Pandemonium means bedlam, chaos or confusion. Does that sound like Sunday morning at your house?

If you know your Greek, pandemonium means daemonium (demons) and pan (all around). No matter where you are in your Christian journey, Satan is always ready to wreak havoc in your life just at the moment God is ready to do great things. Don’t go naked to church, or anywhere else for that matter. Be alert. Don’t get caught with your pants down.

On our first Easter Sunday morning in our very first church, pandemonium filled the parsonage. Roger, my young preacher-husband, was raring to go. He prayed for God to rain down fire from heaven. He practiced his sermon in the bathroom mirror until he was hoarse (hand gestures and all). He’d scraped dog poop off the bottoms of his brown wingtip dress shoes, and he flossed twice for good measure (no bacon bits hanging from his molars for Easter, a pastor’s “Superbowl Sunday”). Then my hero scurried off to the kitchen to grab a powdered-sugar donut on his way to church (an unwise move-the sugar residue resembles dandruff).

That’s when pandemonium ensued. Our two pudgie Dachshunds, Bootsie and Brother Barrier, eagerly greeted their Daddy, plastering him with four sets of gummy, muddy paws. Perturbed beyond belief, Roger raced to the sink, pulled out a blue SOS pad and frantically began to scrape the muddy pawprints from his cream polyester pants. Now his pants were bluish brown. This did not bode well for the morning ahead. Roger, screaming my name (not in a good way) noticed piles of green feathers littering the kitchen linoleum. Bootsie and Brother had obviously scarfed down Budgie, our pet parakeet, for breakfast while we were still sawing logs. Roger grabbed a nearby sponge to mop up Budgie’s remains and realized his garish green-feathered pants now resembled a Las Vegas show girl costume (only much more modest, of course). The pants had to go, so I threw some navy dockers on his behind, spritzed a little Calvin Klein to cover up the doggie smell and pointed him toward the door.

Our pandemonium had only begun. As Roger flung open the screen door to the carport, Bootsie and Brother exploded outside making a beeline into oncoming traffic. I sprinted after the errant wieners, lickety-split, completely forgetting I was wearing my quilted blue robe and electric rollers covered in toilet paper. Oh, yeah. And I forgot the white face cream. Classic. Most Sunday morning forays into the neighborhood would go unnoticed. But we lived on the main drag-a four lane boulevard three blocks from the church parking lot. All of our parishioners were giggling and waving at us, like we were the opening act for the service. Everything went downhill from there.

Two blocks later we captured our demon dachschunds and limped toward home. I heard the organist pumping out his version of “Up from the Grave He Arose” as Roger hightailed it across the church parking lot to slide into the service and catch his breath. Instead of quiet anticipation of God’s presence, pandemonium hit the fan.
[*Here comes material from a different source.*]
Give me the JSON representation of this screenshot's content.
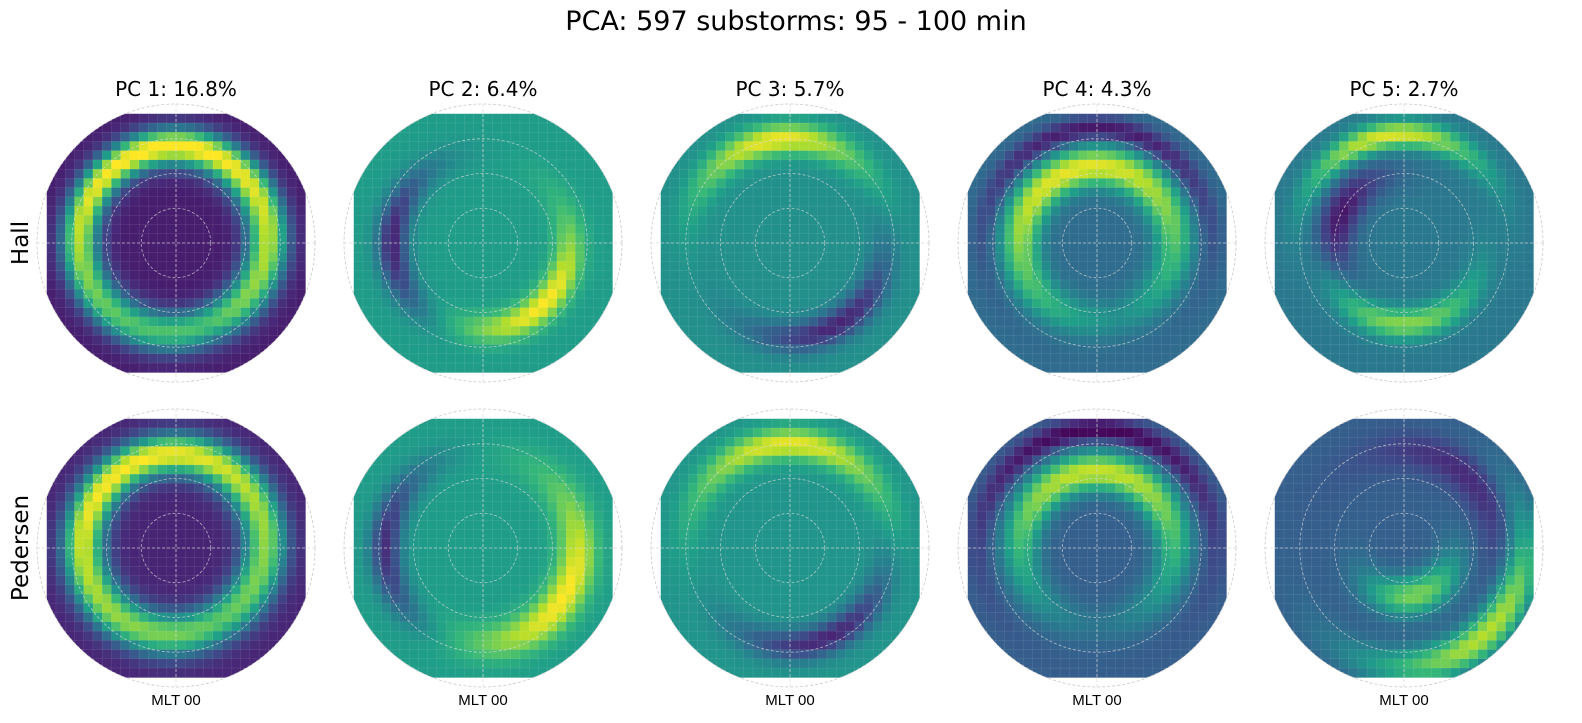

Our first Sunday skirmish was nominal compared to the sieges that were to come. Hopefully, we learned to be better prepared. So don’t go naked to church, or anywhere else for that matter. Get prayed up. Suit up in your spiritual armor. The more God gets ready to bless your efforts, the more you will experience satanic interference. Don’t go blind into battle. Surround yourself with prayer warriors and stay alert. If you walk humbly before God, He will enable you to make peace out of pandemonium, create order out of chaos, and do mighty miracles in His name!